Aun así, el técnico lo contempla como falso nueve en determinados contextos. Lo mismo ocurre con Dani Olmo, que también puede ocupar esa posición intermedia, flotante, entre líneas y centrales. Raphinha ha actuado por dentro bajo las órdenes de Flick, y Fermin Lopez se ha declarado cómodo trabajando como falso nueve.

Gordon y Adeyemi aportan velocidad, desmarques profundos y agresividad en la conducción. No son rematadores de área, pero sí pueden castigar defensas adelantadas y abrir espacios para los mediapuntas.

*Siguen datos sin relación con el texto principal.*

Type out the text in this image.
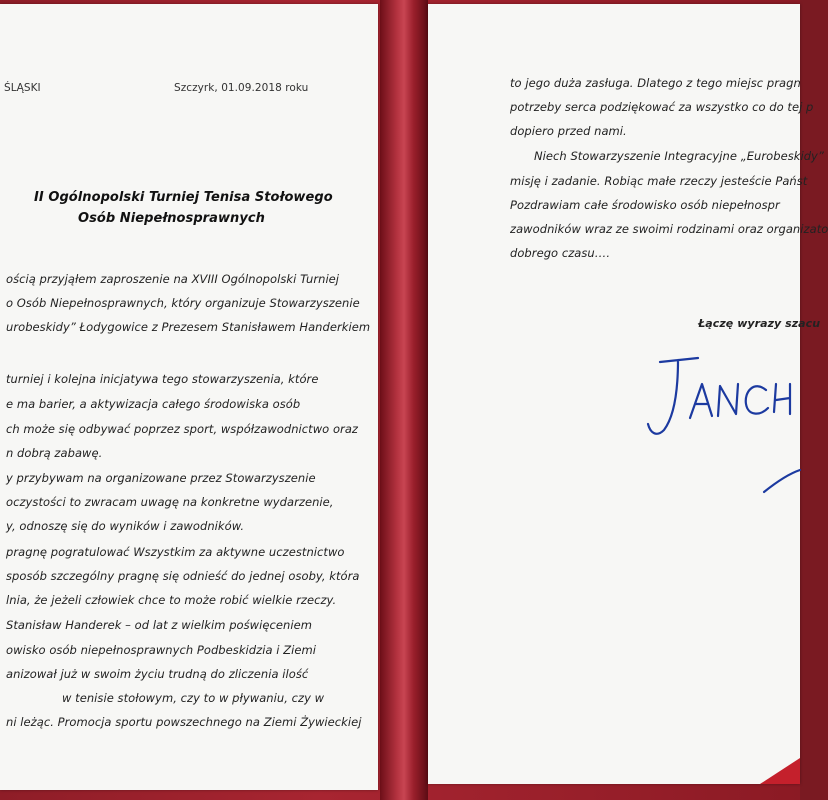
ŚLĄSKI	Szczyrk, 01.09.2018 roku
II Ogólnopolski Turniej Tenisa Stołowego
Osób Niepełnosprawnych
ością przyjąłem zaproszenie na XVIII Ogólnopolski Turniej
o Osób Niepełnosprawnych, który organizuje Stowarzyszenie
urobeskidy” Łodygowice z Prezesem Stanisławem Handerkiem
turniej i kolejna inicjatywa tego stowarzyszenia, które
e ma barier, a aktywizacja całego środowiska osób
ch może się odbywać poprzez sport, współzawodnictwo oraz
n dobrą zabawę.
y przybywam na organizowane przez Stowarzyszenie
oczystości to zwracam uwagę na konkretne wydarzenie,
y, odnoszę się do wyników i zawodników.
pragnę pogratulować Wszystkim za aktywne uczestnictwo
sposób szczególny pragnę się odnieść do jednej osoby, która
lnia, że jeżeli człowiek chce to może robić wielkie rzeczy.
Stanisław Handerek – od lat z wielkim poświęceniem
owisko osób niepełnosprawnych Podbeskidzia i Ziemi
anizował już w swoim życiu trudną do zliczenia ilość
w tenisie stołowym, czy to w pływaniu, czy w
ni leżąc. Promocja sportu powszechnego na Ziemi Żywieckiej
to jego duża zasługa. Dlatego z tego miejsc pragn
potrzeby serca podziękować za wszystko co do tej p
dopiero przed nami.
Niech Stowarzyszenie Integracyjne „Eurobeskidy”
misję i zadanie. Robiąc małe rzeczy jesteście Państ
Pozdrawiam całe środowisko osób niepełnospr
zawodników wraz ze swoimi rodzinami oraz organizato
dobrego czasu….
Łączę wyrazy szacu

Un ataque sin ancla… ¿o una ventaja?

Ante este escenario, una opción gana peso: renunciar a una referencia fija y apostar por un frente ofensivo fluido, con intercambios constantes de posiciones. Ningún jugador anclado entre los centrales rivales, todos cayendo a bandas, atacando el espacio, apareciendo por sorpresa.

Un sistema así puede convertir al Barça en un equipo casi indescifrable para las defensas. Marcas imposibles de fijar, líneas de pase cambiantes, llegadores desde segunda línea. Un caos organizado.

La duda es si eso bastará durante todo un curso, con el desgaste de La Liga y la exigencia de la Champions. Porque, pese a las alternativas, dentro del club nadie esconde cuál sería el escenario ideal: incorporar un delantero centro específico, con el perfil adecuado para rematar todo lo que este nuevo Barça es capaz de generar.

El reloj del mercado ya corre. La pregunta es si el campeón de España se atreverá a defender su trono sin un ‘9’… o si en las últimas horas aparecerá por fin el hombre gol que cierre el círculo.